Valve is working on a text and chat filtering feature for Steam that will allow players to control what comes to their attention when playing popular online multiplayer games.

Steam Text & Chat Filtering is available now, in a beta version, through Steam Labs. Valve Corp. said the tool was built on the chat filtering Steam already developed for games like Counter-Strike: Global Offensive and Dota 2.

The new tool “moves it to Steam for a customized experience that is consistent across supporting games” and wherever Steam users are in a text chat, whether the Steam client, a mobile app, or the Steam website.

Chat filtering already obscures the most commonly used offensive language. Users may then alter their settings to control whether profanities, vulgarities, obscenities, and hostile invective are shown. They may also add to or remove words from a personal filter list, “because each player’s tolerance for difficult words is unique,” Valve said.

“Most of the time, players’ interactions are positive, friendships are formed, and everyone benefits from sharing our love of gaming with one another,” Steam Labs developers wrote in an FAQ. “But some of the time, people have have negative experiences on Steam due to their encounters with, in the worst case, bad actors, or simply others whose tolerance for various forms of language differ from their own.”

Steam already has parental controls to keep younger players safe, and by default content in Steam’s reviews and other community spaces is moderated to remove profanities and hate language, and blur potentially inappropriate imagery.

“Our filtering does not catch all profanity and slurs,” the developers said. “If you see a word you wish you hadn’t in chat, adding it to your filtered list will help us improve our filtering for all Steam users while immediately updating your own experience to avoid seeing that word again in chat.”

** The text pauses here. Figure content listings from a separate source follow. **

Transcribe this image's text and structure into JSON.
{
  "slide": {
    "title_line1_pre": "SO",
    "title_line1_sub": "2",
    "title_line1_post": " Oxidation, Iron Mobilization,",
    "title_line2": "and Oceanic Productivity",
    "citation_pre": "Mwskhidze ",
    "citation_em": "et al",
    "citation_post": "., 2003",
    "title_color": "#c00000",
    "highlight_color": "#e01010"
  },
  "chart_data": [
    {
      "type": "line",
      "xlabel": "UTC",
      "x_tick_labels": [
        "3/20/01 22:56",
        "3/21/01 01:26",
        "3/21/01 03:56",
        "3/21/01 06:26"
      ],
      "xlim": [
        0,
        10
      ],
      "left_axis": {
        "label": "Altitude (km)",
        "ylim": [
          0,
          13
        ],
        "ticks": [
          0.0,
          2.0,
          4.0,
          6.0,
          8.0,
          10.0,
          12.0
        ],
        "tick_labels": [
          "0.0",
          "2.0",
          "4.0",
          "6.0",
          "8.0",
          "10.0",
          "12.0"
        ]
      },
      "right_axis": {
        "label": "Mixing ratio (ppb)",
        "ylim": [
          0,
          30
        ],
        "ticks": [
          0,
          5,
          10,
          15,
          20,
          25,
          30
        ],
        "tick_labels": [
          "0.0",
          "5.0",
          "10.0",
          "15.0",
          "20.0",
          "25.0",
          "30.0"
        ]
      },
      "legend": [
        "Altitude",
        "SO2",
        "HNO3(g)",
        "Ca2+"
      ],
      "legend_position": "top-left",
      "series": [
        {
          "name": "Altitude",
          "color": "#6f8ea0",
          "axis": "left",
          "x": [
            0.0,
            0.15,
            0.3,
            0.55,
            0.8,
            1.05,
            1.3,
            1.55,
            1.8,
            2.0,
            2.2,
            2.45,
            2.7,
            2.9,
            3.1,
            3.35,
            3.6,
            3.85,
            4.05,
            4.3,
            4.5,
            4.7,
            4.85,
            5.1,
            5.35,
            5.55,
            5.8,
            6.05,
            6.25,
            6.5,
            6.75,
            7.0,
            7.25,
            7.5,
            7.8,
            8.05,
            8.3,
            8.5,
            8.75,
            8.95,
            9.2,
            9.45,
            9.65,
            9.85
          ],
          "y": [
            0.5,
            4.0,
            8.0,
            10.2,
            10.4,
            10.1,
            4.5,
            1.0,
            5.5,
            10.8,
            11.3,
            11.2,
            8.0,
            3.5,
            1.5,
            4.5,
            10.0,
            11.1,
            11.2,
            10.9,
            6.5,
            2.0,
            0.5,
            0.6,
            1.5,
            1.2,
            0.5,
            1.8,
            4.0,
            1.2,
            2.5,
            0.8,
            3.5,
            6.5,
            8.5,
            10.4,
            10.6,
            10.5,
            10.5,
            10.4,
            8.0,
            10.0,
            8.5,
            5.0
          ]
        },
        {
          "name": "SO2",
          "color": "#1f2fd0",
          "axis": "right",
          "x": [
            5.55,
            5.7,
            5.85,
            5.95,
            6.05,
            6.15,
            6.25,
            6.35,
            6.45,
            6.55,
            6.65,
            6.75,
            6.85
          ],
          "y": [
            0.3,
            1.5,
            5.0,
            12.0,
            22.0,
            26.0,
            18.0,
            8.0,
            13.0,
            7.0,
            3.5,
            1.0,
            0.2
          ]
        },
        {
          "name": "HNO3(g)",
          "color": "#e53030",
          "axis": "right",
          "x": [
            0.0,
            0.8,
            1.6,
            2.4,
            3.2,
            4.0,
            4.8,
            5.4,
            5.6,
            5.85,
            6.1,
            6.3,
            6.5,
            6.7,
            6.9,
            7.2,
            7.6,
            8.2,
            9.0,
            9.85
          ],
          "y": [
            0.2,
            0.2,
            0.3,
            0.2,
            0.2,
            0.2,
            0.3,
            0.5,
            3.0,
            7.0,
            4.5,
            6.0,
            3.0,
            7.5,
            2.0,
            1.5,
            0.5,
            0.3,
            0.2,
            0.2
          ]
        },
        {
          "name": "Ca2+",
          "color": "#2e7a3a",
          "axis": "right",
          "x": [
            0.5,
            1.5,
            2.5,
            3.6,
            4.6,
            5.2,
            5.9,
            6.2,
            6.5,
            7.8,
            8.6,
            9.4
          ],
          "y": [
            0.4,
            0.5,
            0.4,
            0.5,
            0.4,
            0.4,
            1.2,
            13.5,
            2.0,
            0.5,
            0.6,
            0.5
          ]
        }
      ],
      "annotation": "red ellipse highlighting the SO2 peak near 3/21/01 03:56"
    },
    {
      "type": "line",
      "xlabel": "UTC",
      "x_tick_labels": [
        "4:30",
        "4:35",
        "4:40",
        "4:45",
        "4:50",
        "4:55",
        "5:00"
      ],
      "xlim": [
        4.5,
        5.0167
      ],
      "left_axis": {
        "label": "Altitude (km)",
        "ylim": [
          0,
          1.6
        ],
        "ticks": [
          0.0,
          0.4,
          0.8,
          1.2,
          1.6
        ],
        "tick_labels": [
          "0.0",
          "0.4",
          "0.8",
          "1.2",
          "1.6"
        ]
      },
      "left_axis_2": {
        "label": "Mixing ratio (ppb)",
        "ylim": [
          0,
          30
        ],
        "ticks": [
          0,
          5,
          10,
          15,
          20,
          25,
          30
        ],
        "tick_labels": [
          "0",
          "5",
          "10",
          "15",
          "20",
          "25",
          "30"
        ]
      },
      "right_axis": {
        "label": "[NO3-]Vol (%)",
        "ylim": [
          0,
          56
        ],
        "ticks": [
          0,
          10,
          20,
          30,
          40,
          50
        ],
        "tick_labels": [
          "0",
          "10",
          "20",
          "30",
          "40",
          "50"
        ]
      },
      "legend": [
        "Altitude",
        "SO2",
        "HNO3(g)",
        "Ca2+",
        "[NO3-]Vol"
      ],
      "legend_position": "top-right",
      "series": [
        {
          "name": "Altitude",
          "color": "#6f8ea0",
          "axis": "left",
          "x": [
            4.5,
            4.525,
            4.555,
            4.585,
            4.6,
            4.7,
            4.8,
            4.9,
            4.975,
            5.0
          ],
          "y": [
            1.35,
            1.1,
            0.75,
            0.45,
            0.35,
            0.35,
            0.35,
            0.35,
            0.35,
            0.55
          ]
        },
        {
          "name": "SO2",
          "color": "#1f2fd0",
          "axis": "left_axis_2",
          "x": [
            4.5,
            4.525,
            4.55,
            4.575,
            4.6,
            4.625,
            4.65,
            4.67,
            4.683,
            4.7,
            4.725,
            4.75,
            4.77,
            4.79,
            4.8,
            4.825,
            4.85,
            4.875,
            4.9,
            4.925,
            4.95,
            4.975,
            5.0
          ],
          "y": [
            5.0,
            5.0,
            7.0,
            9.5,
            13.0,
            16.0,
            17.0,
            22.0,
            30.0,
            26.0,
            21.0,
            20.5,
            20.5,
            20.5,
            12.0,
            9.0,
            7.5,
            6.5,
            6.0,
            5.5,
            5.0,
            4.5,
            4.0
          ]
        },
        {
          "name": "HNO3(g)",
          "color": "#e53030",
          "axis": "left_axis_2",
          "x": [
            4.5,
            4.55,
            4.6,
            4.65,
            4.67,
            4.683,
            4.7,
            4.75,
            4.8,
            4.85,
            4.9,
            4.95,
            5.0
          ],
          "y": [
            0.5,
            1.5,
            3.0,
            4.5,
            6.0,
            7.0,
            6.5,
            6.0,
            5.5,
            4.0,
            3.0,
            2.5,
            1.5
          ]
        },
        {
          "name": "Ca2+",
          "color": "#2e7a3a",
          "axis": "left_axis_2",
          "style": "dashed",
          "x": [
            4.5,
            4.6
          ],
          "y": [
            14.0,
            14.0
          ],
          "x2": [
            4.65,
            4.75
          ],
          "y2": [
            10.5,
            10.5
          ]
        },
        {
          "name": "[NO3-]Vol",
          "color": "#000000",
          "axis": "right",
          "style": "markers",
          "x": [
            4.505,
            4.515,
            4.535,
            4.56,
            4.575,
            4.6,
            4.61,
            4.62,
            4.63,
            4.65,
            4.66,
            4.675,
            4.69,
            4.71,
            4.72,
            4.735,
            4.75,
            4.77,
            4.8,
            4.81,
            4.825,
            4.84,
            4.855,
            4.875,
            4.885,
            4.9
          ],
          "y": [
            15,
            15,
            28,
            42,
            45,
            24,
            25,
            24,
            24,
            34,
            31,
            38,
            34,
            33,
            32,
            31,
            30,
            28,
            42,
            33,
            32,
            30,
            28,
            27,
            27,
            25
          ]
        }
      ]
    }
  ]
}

Regarding racist, homophobic and other slurs, “We know marginalized groups can reclaim language for themselves,” they wrote, “and we don’t want to stand in the way of enabling groups of Steam users from doing so when chatting with one another on Steam.” That’s why players have the option to see profanity and slurs from those in the Steam Friends list, while blocking it at large.

The developers wrote that “by filtering variants of the top 5 most commonly used strongly profane or hateful words, we can eliminate about 75% of profanity and slurs used in chat.”

Steam said its telemetry shows that 56% of this language involves the F-word or its many variants. A distant second was No. 2 (as in, the S-word) or its derivatives and compound forms. About 24% of the instances comprised “strong profanity and slurs we found to be used commonly enough that we’ve also added them to our lists.”